5. Spiking your coffee (with sweets)
While there’s no denying the super effects coffee has on your productivity, we have some less-than-pleasing news regarding all the sugar you put into it. According to Health, you can add up to 50 calories just by mixing in half-and-half and a couple packs of sugar, which is enough to add five extra pounds to your frame in a year. And according to the Centers for Disease Control and Prevention, too much added sugar can lead to obesity, type 2 diabetes, and heart disease. Cutting back on the sweet stuff means your morning cup-of-joe won’t taste like a dessert anymore, but at least you won’t be sacrificing your health.
6. Popping pain killers too often
It’s in the name — pain killers are meant to alleviate whatever ailments you may be feeling at a given time. But just because you’re not popping oxycontin regularly, doesn’t mean you’re not at risk for developing a habit. Reader’s Digest mentions that overuse of pain killers could lead to serious health problems in the not-so-distant future.

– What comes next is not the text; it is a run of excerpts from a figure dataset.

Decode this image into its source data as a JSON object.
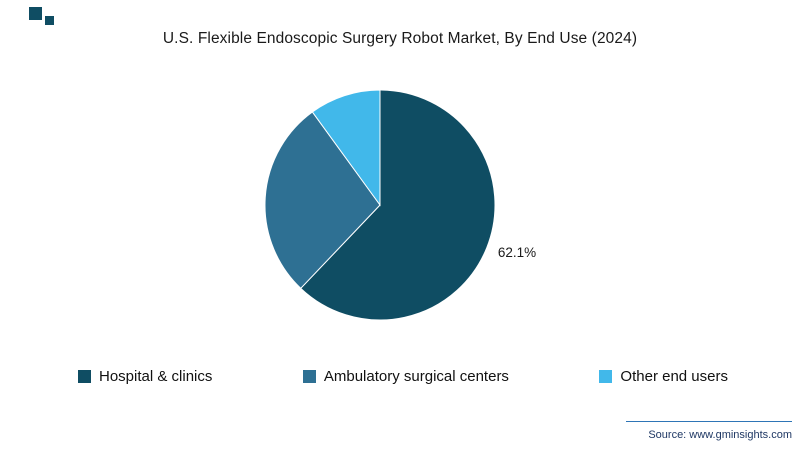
{
  "page": {
    "source": "Source: www.gminsights.com"
  },
  "brand": {
    "logo_colors": [
      "#0f4d63",
      "#0f4d63"
    ],
    "divider_color": "#2e75b6"
  },
  "chart_data": {
    "type": "pie",
    "title": "U.S. Flexible Endoscopic Surgery Robot Market, By End Use (2024)",
    "labels": [
      "Hospital & clinics",
      "Ambulatory surgical centers",
      "Other end users"
    ],
    "values": [
      62.1,
      27.9,
      10.0
    ],
    "colors": [
      "#0f4d63",
      "#2e7093",
      "#41b8ea"
    ],
    "data_labels": [
      "62.1%",
      "",
      ""
    ],
    "legend_position": "bottom",
    "start_angle": -90,
    "direction": "clockwise"
  }
}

Over time, continued use of drugs like ibuprofen or aspirin can increase your risk for ulcers, gastrointestinal bleeding, high blood pressure, and heart attacks.
7. Skipping breakfast
Whether you like the idea or not, skipping breakfast isn’t good for you. You probably also know that eating shortly after you wake up triggers your metabolism to kick into gear for the day. So what happens when you skip this step? In a small study, people who skipped breakfast consumed more empty calories at night and tended to let stress drive poor eating choices. And according to SFGate, too many empty-calorie foods can cause weight gain and obesity, and can lead to type-2 diabetes and heart disease. If you’re someone who is always in a hurry in the morning, have something portable like fruit and protein bars.
8. Lying out in the sun
Just because you’re not spending all day lying out in the sun doesn’t mean you’re safe from its rays. You might forgo applying SPF daily, because what’s a half hour outside really going to do? Well, when it comes to your skin, it could do a lot of damage. According to the Skin Cancer Foundation, melanoma accounts for the vast majority of skin cancer deaths.
Because the vast majority of melanoma cases are caused by the sun, slicking on some SPF is an easy fix. Applying a face lotion with SPF 15 or higher every day is a great start to reducing the risk of melanoma.
9. Binge snacking
While there’s definitely a case for snacking throughout the day, there’s a huge difference between chomping on an energy bar and mowing down a bag of Doritos. Not surprisingly, some exresearchers say the latter can increase your risk for obesity. Again, it all goes back to what you’re snacking on, so be sure you’re swapping junk food for super food. Have almonds or a string cheese on hand to eat midday. Even better, make sure you eat a satisfying lunch so you won’t be so famished when the afternoon snack attack hits.
10. Smoking and drinking
It’s not exactly a shock that smoking cigarettes and drinking aren’t healthy. Smoking causes 438,000 deaths in the U.S each year. Excessive alcohol use is its own animal, having resulted in 88,000 deaths each year between 2006 and 2010 in the U.S. According to the CDC, binge drinking includes consuming more than three drinks on a single occasion for women, and more than four for men. Heavy drinking comes out to more than seven drinks a week for women, and more than 14 for men.
The fixes here are self-explanatory. Next time you’re at the bar, think before ordering another round. Slap on that nicotine patch and have a water instead of another beer. If it really is too difficult for you to make these adjustments on your own, consult your doctor about getting a little help. There is no shame in asking for aid when it comes to stopping these habits from being the death of you.